Miami litigator Alan D. Lash helped one of South Florida's largest hospital systems beat back a putative class action lawsuit with the potential for far-reaching fallout.

The Lash & Goldberg partner worked with partner Greg Weintraub and senior counsel Dave Ruffner to represent Tenet Florida Inc. in closely watched litigation that once targeted insurance companies but now aims to recoup billions of dollars from hospitals across the country.

“This does have significant implications … industry-wide,” Lash said. “There are several of these actions that are pending in (Florida) and other states.”

Lash & Goldberg's client, Tenet, operates 10 acute-care hospitals, three standalone emergency centers, urgent-care clinics and more than 20 surgical and diagnostic imaging offices in Miami-Dade, Broward and Palm Beach counties.

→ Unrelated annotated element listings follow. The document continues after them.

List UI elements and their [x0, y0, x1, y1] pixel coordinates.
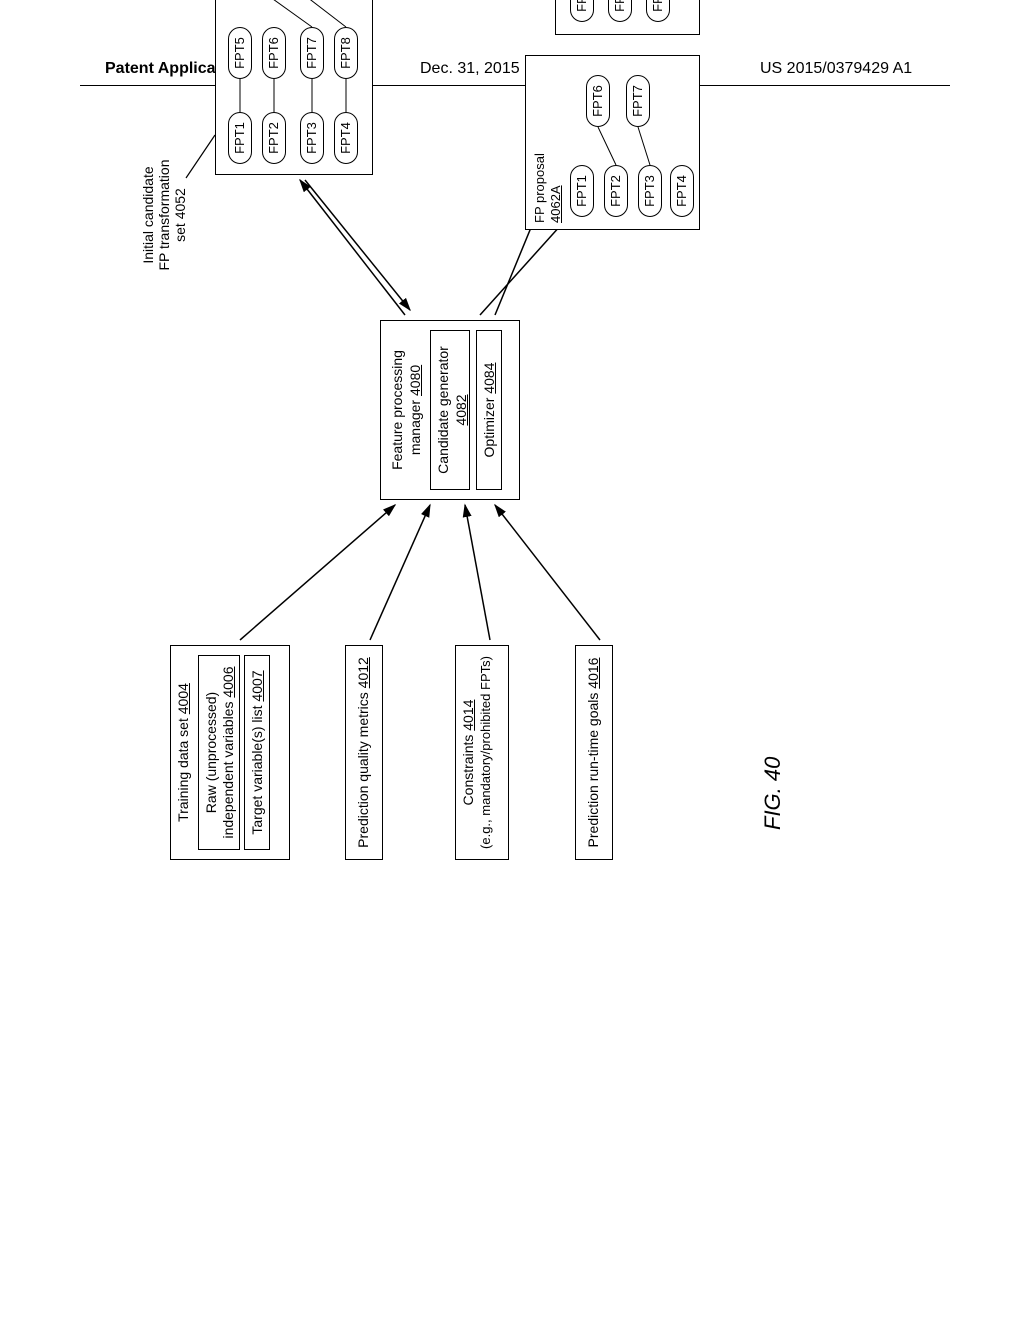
- initial-set-label-1: Initial candidate: [140, 140, 156, 290]
- prediction-quality-text: Prediction quality metrics: [355, 692, 373, 848]
- raw-vars-text: Raw (unprocessed) independent variables: [203, 692, 237, 839]
- constraints-ref: 4014: [460, 700, 476, 731]
- optimizer-box: Optimizer 4084: [476, 330, 502, 490]
- runtime-goals-ref: 4016: [585, 658, 603, 689]
- initial-set-label-2: FP transformation: [156, 140, 172, 290]
- fp-manager-ref: 4080: [407, 365, 423, 396]
- initial-set-edges: [216, 0, 374, 174]
- training-title: Training data set: [175, 718, 191, 822]
- diagram: Training data set 4004 Raw (unprocessed)…: [130, 0, 830, 870]
- raw-vars-ref: 4006: [220, 666, 236, 697]
- constraints-text: Constraints: [460, 735, 476, 806]
- target-vars-text: Target variable(s) list: [249, 705, 265, 834]
- training-title-ref: 4004: [175, 683, 191, 714]
- figure-label: FIG. 40: [760, 757, 786, 830]
- runtime-goals-box: Prediction run-time goals 4016: [575, 645, 613, 860]
- target-vars-box: Target variable(s) list 4007: [244, 655, 270, 850]
- candidate-generator-ref: 4082: [453, 394, 469, 425]
- feature-processing-manager-box: Feature processing manager 4080 Candidat…: [380, 320, 520, 500]
- initial-set-label-ref: 4052: [172, 188, 188, 219]
- diagram-wrap: Training data set 4004 Raw (unprocessed)…: [130, 170, 830, 1170]
- fp-proposal-b-label: FP proposal 4062B: [710, 0, 742, 15]
- initial-set-label-3: set: [172, 223, 188, 242]
- fp-proposal-a-edges: [526, 54, 701, 229]
- initial-set-label: Initial candidate FP transformation set …: [140, 140, 188, 290]
- fp-proposal-a-box: FP proposal 4062A FPT1 FPT2 FPT3 FPT4 FP…: [525, 55, 700, 230]
- prediction-quality-ref: 4012: [355, 657, 373, 688]
- optimizer-ref: 4084: [481, 363, 497, 394]
- fp-proposal-b-edges: [556, 0, 701, 34]
- runtime-goals-text: Prediction run-time goals: [585, 693, 603, 848]
- optimizer-text: Optimizer: [481, 398, 497, 458]
- prediction-quality-box: Prediction quality metrics 4012: [345, 645, 383, 860]
- target-vars-ref: 4007: [249, 670, 265, 701]
- training-data-set-box: Training data set 4004 Raw (unprocessed)…: [170, 645, 290, 860]
- constraints-sub: (e.g., mandatory/prohibited FPTs): [478, 652, 494, 853]
- candidate-generator-text: Candidate generator: [435, 346, 451, 474]
- initial-set-box: FPT1 FPT2 FPT3 FPT4 FPT5 FPT6 FPT7 FPT8 …: [215, 0, 373, 175]
- fp-proposal-b-box: FPT1 FPT2 FPT3 FPT5 FPT6: [555, 0, 700, 35]
- candidate-generator-box: Candidate generator 4082: [430, 330, 470, 490]
- constraints-box: Constraints 4014 (e.g., mandatory/prohib…: [455, 645, 509, 860]
- raw-vars-box: Raw (unprocessed) independent variables …: [198, 655, 240, 850]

It is one of several hospital systems in the continental U.S. and Puerto Rico facing suit in federal court from a Medicare Advantage assignee looking to recover insurance payments under the Medicare Secondary Payer Act.

The plaintiff is linked to Miami-based MSP Recovery Law Firm, which claims hospitals collected billions of dollars from Medicare and Medicaid when other insurers should have paid.

Under federal law, the public health insurance programs are set up as secondary rather than primary payers. This means any other insurer should pay before Medicare or Medicaid covers the balance on claims.

But details that emerged last year suggested federal health officials lost hundreds of millions of dollars in overpayments to Medicare Advantage health plans under. At the time, NPR reported losses for 2007 alone were about $128 million and went unnoticed until an initial round of audits.

MSP Recovery's lawsuit suggests Tenet contributed to the losses. The complaint claimed the hospital system double-billed and never returned overpayments.

Plaintiff MSPA Claims 1 LLC, an assignee of Florida Healthcare Plus Inc., filed suit against a Tenet subsidiary, St. Mary's Medical Center Inc. of West Palm Beach, pinpointing an alleged Medicare overpayment of about $286 for a beneficiary identified only by initials. It then sought class certification for a broad recovery.

“The hospital collects from both sides,” said plaintiffs lawyer John H. Ruiz, co-lead counsel in the MSP Recovery suits. “It is something that is impermissible by law and frankly unethical. … That's the nature of the beast here. There are billions upon billions of dollars that are overpaid.”

But Lash and his team argued the plaintiff lacked legal standing to sue the health care company and persuaded U.S. District Judge Kathleen M. Williams in Miami to close the case.

“The statute that the plaintiffs were suing under … the Medicare Secondary Payer Act … only allows Medicare Advantage organizations to sue insurance companies, known as primary payers,” Lash said. “Since the hospital was a provider and not a primary payer, we did not believe that the statute … gave them standing.”

Williams agreed. The judge dismissed three of the plaintiff's claims with prejudice, dismissed two others without prejudice and declined to exercise supplemental jurisdiction over claims brought under state law.